Do you feel that endless cycle running in the background of our lives? The constant upgrading of things. Be it software or hardware, modern devices demand more than ever to be refreshed and upgraded, updated.
I’m taking a pause from the hardware side of upgrades. I’ll keep updating the software on my devices, but there comes a point when I need to sit back and actually enjoy/use fully what I have.
I made up this silly little sign and placed it on my desktop computer to remind me that I’ve spent enough. In the last year I’ve upgraded my desktop, laptop, phone, drone, camera (2 years ago, but new lenses since then), car, headphones, VR goggles, etc…
While none of it is the super top shelf stuff and I don’t make a habit of buying the latest and greatest just to have it new every year, it is all really nice stuff. Except the phone, all the items purchased replaced nicely aged equipment that had made work slower than it needed to be and often times painful. We can justify most things given enough time to reason.
And reasoning has lead me to this: a four year pause of upgrades. My desktop and laptop can process and render 8K 3D video for VR use. The drone is an iteration back, but it flies like it should, I have invested heavily into it and the videos it produces still sell just as nicely as a new drone’s would.

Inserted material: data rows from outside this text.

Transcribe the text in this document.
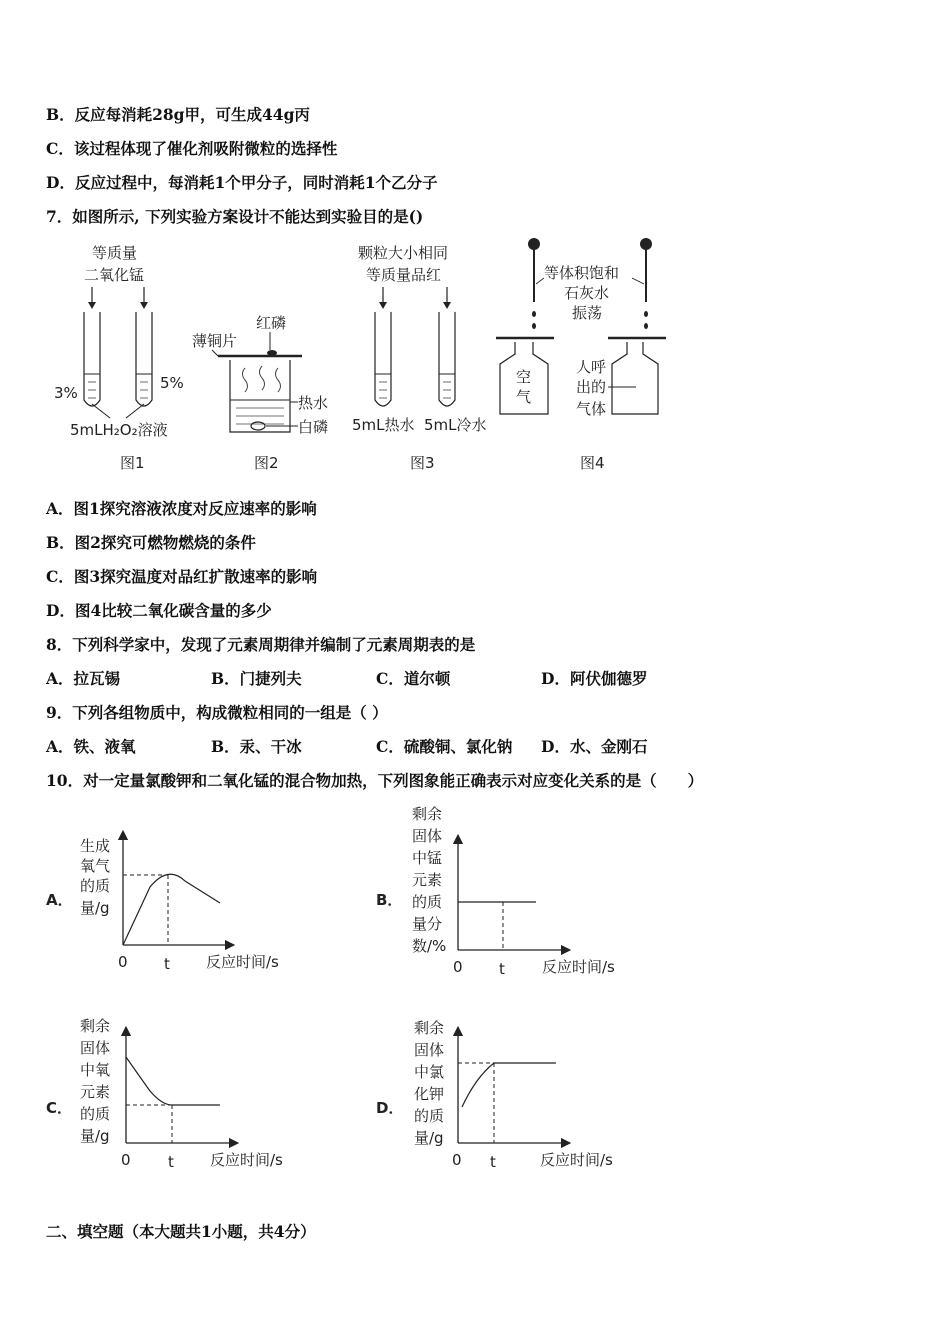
B．反应每消耗28g甲，可生成44g丙
C．该过程体现了催化剂吸附微粒的选择性
D．反应过程中，每消耗1个甲分子，同时消耗1个乙分子
7．如图所示, 下列实验方案设计不能达到实验目的是()
等质量
二氧化锰
3%
5%
5mLH₂O₂溶液
图1
薄铜片
红磷
热水
白磷
图2
颗粒大小相同
等质量品红
5mL热水 5mL冷水
图3
等体积饱和
石灰水
振荡
空
气
人呼
出的
气体
图4
A．图1探究溶液浓度对反应速率的影响
B．图2探究可燃物燃烧的条件
C．图3探究温度对品红扩散速率的影响
D．图4比较二氧化碳含量的多少
8．下列科学家中，发现了元素周期律并编制了元素周期表的是
A．拉瓦锡	B．门捷列夫	C．道尔顿	D．阿伏伽德罗
9．下列各组物质中，构成微粒相同的一组是（ ）
A．铁、液氧	B．汞、干冰	C．硫酸铜、氯化钠 D．水、金刚石
10．对一定量氯酸钾和二氧化锰的混合物加热，下列图象能正确表示对应变化关系的是（　　）
A．
生成
氧气
的质
量/g
0 t 反应时间/s
B．
剩余
固体
中锰
元素
的质
量分
数/%
0 t 反应时间/s
C．
剩余
固体
中氧
元素
的质
量/g
0 t 反应时间/s
D．
剩余
固体
中氯
化钾
的质
量/g
0 t	反应时间/s
二、填空题（本大题共1小题，共4分）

My phone, while not the newest, takes awesome photos, communicates well, has plenty of storage left and does all the things I want it to do. This one will be the hardest to resist because just last night I told my wife that I plan to get the iPhone 16 Pro when it comes out because I am very intrigued by the new stereoscopic video mode that allows you to create 3D videos for the upcoming Vision Pro VR headset. Sooo….I have some reckoning to do with that desire vs. business case. If someone will pay me for iPhone 3D video, that will make it a no brainer.
This is to say, for me, it’s time to take a pause. All that upgrading costs a lot of money, money that I can be setting aside and earning more money on until it is time to replace the equipment when technology inevitably makes my current high-tech setup a bit more aged and slow and almost obsolete.
This path isn’t for everyone but I’m typing these words for a purpose other than tooting my own horn about having an ounce of privileged restraint. Some of us need a reminder now and again that it’s okay not to upgrade. If you already have learned this lesson, awesome.
But for the rest that might be tempted by the flashy new newness of new stuff, ask yourself if you can put off that purchase for just another month or six. Wring the life out of the tech you have for a while and take a pause from the machine that keeps telling you you need the latest, greatest. Fear of missing out is a strong force, I know.
And it can be overcome with practice. That practice starts, for me, by challenging myself to an extended period of using my current set of tools until they break or become obsolete. Or until four years have passed because by then the video editing demands I place on my gear will indeed bring me great joy when I upgrade and feel the speed that five years of “Our fastest <product> ever!” announcements will bring.